7 Article Orexin receptor antagonism for treatment of insomnia: a randomized clinical trial of suvorexant. 2012

Herring, W Joseph / Snyder, Ellen / Budd, Kerry / Hutzelmann, Jill / Snavely, Duane / Liu, Kenneth / Lines, Christopher / Roth, Thomas / Michelson, David. ·Merck Sharp & Dohme Corp., Whitehouse Station, NJ, USA. william.herring@merck.com ·Neurology · Pubmed #23197752.

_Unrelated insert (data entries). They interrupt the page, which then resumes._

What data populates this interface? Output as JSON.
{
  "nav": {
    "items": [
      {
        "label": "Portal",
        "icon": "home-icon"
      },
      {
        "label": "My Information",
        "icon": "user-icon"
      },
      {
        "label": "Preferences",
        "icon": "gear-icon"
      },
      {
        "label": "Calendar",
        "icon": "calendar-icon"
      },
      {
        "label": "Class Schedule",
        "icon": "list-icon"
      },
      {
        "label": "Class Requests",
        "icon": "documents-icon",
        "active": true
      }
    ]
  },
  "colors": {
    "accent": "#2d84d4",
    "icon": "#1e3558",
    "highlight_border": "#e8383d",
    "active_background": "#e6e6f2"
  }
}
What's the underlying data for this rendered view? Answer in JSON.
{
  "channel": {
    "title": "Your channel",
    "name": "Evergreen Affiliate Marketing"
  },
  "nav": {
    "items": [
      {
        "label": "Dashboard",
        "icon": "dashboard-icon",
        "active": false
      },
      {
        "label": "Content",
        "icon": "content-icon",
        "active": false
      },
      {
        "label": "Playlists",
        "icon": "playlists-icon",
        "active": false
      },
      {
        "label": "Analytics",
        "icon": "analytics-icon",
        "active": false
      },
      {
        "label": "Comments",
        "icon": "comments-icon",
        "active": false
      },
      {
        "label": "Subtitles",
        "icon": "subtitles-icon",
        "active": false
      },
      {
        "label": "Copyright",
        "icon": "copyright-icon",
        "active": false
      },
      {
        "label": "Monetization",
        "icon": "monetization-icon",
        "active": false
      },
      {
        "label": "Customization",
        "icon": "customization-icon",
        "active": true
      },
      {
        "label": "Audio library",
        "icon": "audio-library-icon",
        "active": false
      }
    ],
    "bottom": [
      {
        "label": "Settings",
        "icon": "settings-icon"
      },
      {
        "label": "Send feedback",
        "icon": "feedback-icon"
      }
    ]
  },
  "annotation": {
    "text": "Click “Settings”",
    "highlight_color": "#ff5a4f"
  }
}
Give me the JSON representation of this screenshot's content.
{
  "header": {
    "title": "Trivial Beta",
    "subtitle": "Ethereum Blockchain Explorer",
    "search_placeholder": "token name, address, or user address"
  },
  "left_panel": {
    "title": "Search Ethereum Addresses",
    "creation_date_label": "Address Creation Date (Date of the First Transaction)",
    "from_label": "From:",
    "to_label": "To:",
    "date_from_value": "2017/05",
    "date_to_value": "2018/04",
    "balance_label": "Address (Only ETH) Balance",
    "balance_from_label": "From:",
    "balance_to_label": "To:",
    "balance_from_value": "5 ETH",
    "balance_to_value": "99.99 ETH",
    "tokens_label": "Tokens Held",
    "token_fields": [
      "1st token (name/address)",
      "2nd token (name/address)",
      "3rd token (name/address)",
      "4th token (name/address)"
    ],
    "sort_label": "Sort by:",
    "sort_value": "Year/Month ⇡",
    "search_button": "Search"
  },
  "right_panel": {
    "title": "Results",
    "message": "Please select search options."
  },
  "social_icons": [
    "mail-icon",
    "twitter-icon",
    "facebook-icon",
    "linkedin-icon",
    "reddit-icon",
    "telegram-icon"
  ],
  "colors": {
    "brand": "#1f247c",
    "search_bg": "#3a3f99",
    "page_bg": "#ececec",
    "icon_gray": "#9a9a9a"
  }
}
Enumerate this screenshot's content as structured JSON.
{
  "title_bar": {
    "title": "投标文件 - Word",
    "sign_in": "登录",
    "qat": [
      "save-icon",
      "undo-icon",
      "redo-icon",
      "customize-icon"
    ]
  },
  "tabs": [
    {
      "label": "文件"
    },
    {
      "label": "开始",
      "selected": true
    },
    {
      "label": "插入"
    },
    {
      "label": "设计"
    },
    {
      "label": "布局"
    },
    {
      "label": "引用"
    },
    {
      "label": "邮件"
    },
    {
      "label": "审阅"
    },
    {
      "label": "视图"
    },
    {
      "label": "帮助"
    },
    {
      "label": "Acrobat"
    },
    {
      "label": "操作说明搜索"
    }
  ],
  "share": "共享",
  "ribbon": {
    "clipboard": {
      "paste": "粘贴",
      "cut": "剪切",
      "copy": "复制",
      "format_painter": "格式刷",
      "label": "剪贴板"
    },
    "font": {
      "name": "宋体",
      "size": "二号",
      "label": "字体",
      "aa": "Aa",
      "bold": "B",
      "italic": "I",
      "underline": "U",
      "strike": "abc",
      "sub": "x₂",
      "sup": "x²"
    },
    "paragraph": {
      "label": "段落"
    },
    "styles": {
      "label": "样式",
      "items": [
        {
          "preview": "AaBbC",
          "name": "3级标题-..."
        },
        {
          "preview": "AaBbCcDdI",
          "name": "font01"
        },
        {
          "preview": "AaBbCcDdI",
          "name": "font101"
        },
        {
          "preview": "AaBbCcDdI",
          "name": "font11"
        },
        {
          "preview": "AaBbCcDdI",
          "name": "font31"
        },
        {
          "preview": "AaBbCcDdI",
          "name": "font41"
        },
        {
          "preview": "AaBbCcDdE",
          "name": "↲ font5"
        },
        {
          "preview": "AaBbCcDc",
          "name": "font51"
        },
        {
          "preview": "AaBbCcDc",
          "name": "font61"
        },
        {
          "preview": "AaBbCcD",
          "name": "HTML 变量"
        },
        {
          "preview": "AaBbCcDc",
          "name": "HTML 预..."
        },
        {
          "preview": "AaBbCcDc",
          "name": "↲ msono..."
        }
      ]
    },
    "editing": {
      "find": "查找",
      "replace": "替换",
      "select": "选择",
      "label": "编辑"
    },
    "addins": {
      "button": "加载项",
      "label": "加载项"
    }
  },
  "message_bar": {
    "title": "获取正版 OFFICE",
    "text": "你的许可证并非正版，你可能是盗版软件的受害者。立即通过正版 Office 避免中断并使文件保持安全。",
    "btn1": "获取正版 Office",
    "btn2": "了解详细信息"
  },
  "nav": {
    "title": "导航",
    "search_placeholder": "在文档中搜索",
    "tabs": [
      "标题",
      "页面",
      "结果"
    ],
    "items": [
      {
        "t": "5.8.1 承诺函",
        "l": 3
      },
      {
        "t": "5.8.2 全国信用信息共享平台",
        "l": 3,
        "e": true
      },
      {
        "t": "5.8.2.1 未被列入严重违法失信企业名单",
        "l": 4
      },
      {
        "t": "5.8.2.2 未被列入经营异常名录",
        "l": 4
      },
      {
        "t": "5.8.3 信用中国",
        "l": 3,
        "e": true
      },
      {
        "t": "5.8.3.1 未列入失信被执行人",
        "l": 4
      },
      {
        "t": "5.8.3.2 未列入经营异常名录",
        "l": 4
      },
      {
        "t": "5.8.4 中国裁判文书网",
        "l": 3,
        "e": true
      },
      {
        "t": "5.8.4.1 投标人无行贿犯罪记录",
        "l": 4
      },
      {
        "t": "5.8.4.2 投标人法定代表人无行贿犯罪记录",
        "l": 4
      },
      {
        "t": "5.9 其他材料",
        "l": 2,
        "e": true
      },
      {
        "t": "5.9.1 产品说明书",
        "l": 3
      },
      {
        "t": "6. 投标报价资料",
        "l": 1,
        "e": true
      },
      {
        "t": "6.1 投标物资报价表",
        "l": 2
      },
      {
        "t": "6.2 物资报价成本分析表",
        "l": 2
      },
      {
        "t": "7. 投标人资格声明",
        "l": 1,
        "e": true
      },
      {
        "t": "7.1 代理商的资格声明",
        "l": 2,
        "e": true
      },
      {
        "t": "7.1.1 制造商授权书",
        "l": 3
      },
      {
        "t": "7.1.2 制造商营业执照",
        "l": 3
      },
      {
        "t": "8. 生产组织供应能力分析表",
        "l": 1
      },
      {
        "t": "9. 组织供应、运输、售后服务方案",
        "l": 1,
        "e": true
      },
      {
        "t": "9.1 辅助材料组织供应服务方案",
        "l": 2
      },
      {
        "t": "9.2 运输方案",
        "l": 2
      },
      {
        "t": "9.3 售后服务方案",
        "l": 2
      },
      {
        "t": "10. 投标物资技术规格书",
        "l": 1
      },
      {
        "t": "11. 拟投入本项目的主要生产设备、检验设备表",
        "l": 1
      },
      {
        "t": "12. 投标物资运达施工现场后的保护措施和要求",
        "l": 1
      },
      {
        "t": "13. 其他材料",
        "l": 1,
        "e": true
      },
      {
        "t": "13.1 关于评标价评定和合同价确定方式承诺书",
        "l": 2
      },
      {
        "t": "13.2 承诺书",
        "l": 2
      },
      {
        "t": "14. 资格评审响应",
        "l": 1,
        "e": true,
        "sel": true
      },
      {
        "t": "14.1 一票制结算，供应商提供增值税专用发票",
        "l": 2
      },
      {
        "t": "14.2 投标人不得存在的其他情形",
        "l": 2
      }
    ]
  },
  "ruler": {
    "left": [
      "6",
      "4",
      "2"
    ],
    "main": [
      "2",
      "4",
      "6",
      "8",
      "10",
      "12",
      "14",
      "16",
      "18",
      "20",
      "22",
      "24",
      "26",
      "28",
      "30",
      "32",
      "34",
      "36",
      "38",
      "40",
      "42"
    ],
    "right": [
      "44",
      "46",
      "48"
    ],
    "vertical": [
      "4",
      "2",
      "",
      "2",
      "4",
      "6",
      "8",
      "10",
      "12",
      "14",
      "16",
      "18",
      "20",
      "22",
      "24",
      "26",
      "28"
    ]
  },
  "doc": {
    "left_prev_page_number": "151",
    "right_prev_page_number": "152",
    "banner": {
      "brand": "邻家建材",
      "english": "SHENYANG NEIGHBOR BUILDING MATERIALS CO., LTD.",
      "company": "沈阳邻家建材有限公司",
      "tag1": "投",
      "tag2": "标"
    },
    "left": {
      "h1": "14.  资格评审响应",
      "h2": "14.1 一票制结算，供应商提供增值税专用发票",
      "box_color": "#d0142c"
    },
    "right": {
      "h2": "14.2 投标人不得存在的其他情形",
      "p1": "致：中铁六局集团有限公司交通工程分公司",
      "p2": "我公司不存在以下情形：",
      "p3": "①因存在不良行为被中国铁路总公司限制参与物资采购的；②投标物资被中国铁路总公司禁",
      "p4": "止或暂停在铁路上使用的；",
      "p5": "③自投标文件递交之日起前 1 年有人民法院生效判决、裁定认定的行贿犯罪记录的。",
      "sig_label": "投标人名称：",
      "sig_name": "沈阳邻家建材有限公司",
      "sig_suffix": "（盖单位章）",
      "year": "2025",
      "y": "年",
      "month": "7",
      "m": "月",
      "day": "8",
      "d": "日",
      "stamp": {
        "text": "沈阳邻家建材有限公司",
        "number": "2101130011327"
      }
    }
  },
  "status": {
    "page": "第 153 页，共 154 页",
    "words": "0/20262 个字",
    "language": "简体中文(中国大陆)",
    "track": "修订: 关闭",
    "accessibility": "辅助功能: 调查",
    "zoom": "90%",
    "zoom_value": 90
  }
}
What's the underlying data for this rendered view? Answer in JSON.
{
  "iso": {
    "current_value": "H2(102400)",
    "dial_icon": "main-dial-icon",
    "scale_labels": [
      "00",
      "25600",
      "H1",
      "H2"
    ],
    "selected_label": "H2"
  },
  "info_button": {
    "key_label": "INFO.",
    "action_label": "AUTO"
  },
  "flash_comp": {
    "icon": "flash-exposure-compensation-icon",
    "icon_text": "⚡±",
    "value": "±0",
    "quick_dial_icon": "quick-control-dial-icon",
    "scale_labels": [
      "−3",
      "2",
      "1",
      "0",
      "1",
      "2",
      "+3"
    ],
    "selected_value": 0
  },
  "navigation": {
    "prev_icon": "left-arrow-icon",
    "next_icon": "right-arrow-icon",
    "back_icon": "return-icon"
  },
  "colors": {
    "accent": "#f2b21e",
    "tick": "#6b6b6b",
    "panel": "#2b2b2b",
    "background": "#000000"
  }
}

ABSTRACT: OBJECTIVE: To assess the utility of orexin receptor antagonism as a novel approach to treating insomnia. METHODS: We evaluated suvorexant, an orexin receptor antagonist, for treating patients with primary insomnia in a randomized, double-blind, placebo-controlled, 2-period (4 weeks per period) crossover polysomnography study. Patients received suvorexant (10 mg [n = 62], 20 mg [n = 61], 40 mg [n = 59], or 80 mg [n = 61]) in one period and placebo (n = 249) in the other. Polysomnography was performed on night 1 and at the end of week 4 of each period. The coprimary efficacy end points were sleep efficiency on night 1 and end of week 4. Secondary end points were wake after sleep onset and latency to persistent sleep. RESULTS: Suvorexant showed significant (p values <0.01) dose-related improvements vs placebo on the coprimary end points of sleep efficiency at night 1 and end of week 4. Dose-related effects were also observed for sleep induction (latency to persistent sleep) and maintenance (wake after sleep onset). Suvorexant was generally well tolerated. CONCLUSIONS: The data suggest that orexin receptor antagonism offers a novel approach to treating insomnia. CLASSIFICATION OF EVIDENCE: This study provides Class I evidence that suvorexant improves sleep efficiency over 4 weeks in nonelderly adult patients with primary insomnia.